A preferência pelos menos favorecidos
30/09/2016 17:45
Gabriel Franco / fotos: Divulgação

Coletânea de ensaios analisa a vida e obra de Dorothy Day

Ativista, Dorothy Day influenciou a Teologia da Libertação na América

A jornalista e ativista Dorothy Day foi uma das personagens mais importantes para o pensamento católico no século XX. Com uma história de conversão tardia ao catolicismo e de preferência pelos pobres, Dorothy fundou com o ativista Peter Maurin, em 1933, o Catholic Worker Movement (CWM), que inspirou, posteriormente, a Teologia da Libertação na América Latina. A figura da ativista é o tema do livro Fé, Justiça e paz: o testemunho de Dorothy Day, organizado pelos professores Maria Clara Bingemer e Paulo Fernando Carneiro, do Departamento de Teologia da PUC-Rio.

Segundo o professor Paulo Fernando, a ideia da publicação veio de uma coletânea de ensaios organizados a partir de um seminário que ocorre na PUC-Rio anualmente em parceria com a universidade De- Paul, em Chicago.

– A cada edição, nós escolhemos uma personalidade americana para ser estudada aqui no Rio e uma personalidade brasileira para ser discutida na universidade DePaul. Em 2013, o trabalho de Dorothy Day foi abordado e, a partir disso, reunimos os ensaios para criar o livro.

A coletânea de sete textos é um diálogo entre pensadores do Norte e do Sul. São encontrados artigos que mostram as diversas faces da ativista ao longo da trajetória dela, desde o interesse na juventude pelo anarquismo até a conversão já em idade adulta.

As bases do CWM se deram no encontro de Dorothy Day com o pensamento marxista. Apesar das palavras de Karl Marx “A religião é o ópio do povo”, foi nos estudos do pensador socialista que Dorothy encontrou justificativas para adotar um catolicismo - de preferência - pelos menos favorecidos. Vale lembrar que a data de fundação do movimento é contemporânea à grande depressão econômica americana, época de desemprego e pobreza. O CWM foi fiel à solidariedade com os marginalizados, com as greves e lutas trabalhistas.
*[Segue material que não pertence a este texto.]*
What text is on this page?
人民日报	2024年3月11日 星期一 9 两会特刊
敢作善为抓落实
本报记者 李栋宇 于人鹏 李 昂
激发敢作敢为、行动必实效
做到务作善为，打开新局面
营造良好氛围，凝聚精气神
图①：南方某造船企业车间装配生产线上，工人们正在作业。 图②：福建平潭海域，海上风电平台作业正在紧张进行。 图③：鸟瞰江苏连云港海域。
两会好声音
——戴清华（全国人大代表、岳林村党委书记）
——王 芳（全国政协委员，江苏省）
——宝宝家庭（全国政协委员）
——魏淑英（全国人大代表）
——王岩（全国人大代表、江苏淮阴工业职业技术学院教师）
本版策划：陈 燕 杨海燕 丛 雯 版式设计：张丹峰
A intuição de Dorothy Day antecipa em décadas a Teologia da Libertação, que floresceu na América Latina no final dos anos 1960. Neste movimento, o Deus judaico-cristão aparece como um “pai terno e amoroso”, que dá preferência aos pobres pelo fato de serem mais necessitados.

– O CWM é, nos Estados Unidos, o equivalente à Teologia da Libertação na America Latina. A diferença é que se dirige mais à classe média, enquanto aqui, é uma teologia
 feita para as pessoas que iriam trabalhar diretamente com os pobres – explica professora Maria Clara. 



A conversão da jornalista ao catolicismo foi tardia também pelo fato de os Estados Unidos serem um país majoritariamente protestante. Ela vivia uma relação estável com o biólogo Forster Batterham e pensava que não poderia engravidar porque havia tido um aborto anos antes. Porém, a ativista ficou grávida em 1925, ao mesmo tempo em que Batterham, um agnóstico, abandonou a relação, por não compreender o interesse de Dorothy com o catolicismo, negando casar-se com ela na Igreja por divergências de pensamentos. Em março de 1926, nasceu a filha Tamar Teresa, que foi batizada na Igreja Católica ao mesmo tempo que a mãe.

Para a professora Maria Clara, Dorothy Day é uma figura pouco conhecida no Brasil, por isso, a obra deve ser resgatada e a publicação pode ser usada também didaticamente no curso de Teologia da Universidade.

– É um pensamento muito atual, de uma mulher leiga, ativista e muito sintonizada com os problemas de uma época que não são muito diferentes dos nossos. Por isso, ela pode trazer respostas para aqueles que hoje buscam Deus por caminhos alternativos que não os da Igreja institucional.

Existe, ainda, um projeto de canonização de Dorothy Day. O Papa Francisco citou que a ativista soube incorporar os valores para a construção de um futuro melhor nos Estados Unidos. Em abril de 2016, O arcebispo de Nova York, Cardeal Timothy Michael Dolan, abriu um inquérito para apurar a vida e obra de Dorothy Day e determinar as virtudes necessárias para que o processo entre em curso.